3. Benjamin Banneker and Us: Eleven Generations of an American Family by Rachel Jamison Webster (Holt)
Attending a family wedding, Webster was surprised to learn that she had a famous relative: Benjamin Banneker, a free person of color who was a self-taught astronomer and naturalist and who surveyed the District of Columbia to establish its boundaries in the Revolutionary era. With the help of her newfound Black cousins, Webster traced their ancestry to 1683 and realized that her branch had “passed” as white for many generations. A rich, multifaceted mélange of genealogy, memoir, and biography informed by her sensibility and imagination as a poet, Webster’s book engages in a dialogue between past and present. “I decided that it was impossible for me,” she writes, “to tell a story of Black genius and resistance without questioning my own position as a white woman and studying the origins and ramifications of whiteness itself.”

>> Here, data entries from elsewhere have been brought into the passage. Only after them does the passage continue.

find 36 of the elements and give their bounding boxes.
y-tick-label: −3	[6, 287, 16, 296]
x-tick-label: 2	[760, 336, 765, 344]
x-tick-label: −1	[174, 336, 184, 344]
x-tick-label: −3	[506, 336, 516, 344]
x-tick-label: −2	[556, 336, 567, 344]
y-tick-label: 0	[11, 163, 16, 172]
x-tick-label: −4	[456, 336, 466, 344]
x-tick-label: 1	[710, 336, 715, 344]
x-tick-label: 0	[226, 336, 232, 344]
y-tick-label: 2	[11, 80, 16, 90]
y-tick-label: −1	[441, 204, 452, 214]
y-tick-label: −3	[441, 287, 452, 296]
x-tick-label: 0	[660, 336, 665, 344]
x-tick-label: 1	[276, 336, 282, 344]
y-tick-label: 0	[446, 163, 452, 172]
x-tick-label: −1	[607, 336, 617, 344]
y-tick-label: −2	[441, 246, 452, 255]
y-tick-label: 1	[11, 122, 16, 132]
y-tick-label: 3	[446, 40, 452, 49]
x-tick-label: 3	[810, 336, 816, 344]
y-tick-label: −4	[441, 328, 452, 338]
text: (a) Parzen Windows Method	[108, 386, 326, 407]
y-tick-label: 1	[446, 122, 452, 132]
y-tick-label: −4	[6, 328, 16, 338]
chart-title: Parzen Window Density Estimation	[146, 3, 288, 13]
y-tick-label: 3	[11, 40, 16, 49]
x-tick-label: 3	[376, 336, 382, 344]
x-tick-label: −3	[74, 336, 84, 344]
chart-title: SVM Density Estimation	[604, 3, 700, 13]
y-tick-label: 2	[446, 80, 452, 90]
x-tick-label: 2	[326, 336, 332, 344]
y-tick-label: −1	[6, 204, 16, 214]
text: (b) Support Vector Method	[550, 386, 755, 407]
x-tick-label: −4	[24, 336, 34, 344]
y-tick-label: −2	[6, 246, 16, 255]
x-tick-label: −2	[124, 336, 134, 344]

4. Commitment by Mona Simpson (Knopf)
Since her hit 1987 debut novel, Anywhere but Here, Simpson has been untangling family dynamics with exquisite precision, and she sustains that inquiry in her seventh work of fiction. Kaleidoscopic in vision, Simpson has a gift for evoking the yearning, anxieties, and thwarted ambitions of young people. Commitment features a 1970s Los Angeles family with a mother so depressed that she is institutionalized, leaving three siblings to raise themselves as unique individuals, with Simpson committing to bringing them through the rocky shoals of youth to adulthood.
5. A Living Remedy: A Memoir by Nicole Chung (Ecco)
A premature baby born to immigrant Koreans and adopted by a white couple in rural Oregon, Chung wrote the bestselling All You Can Ever Know, a memoir about her finding her identity. Now she has written a poignant, sorrowful elegy for her adoptive parents, who lived paycheck to paycheck without decent medical care, leaving her full of remorse and guilt across the country as the pandemic raged and she was unable to help them.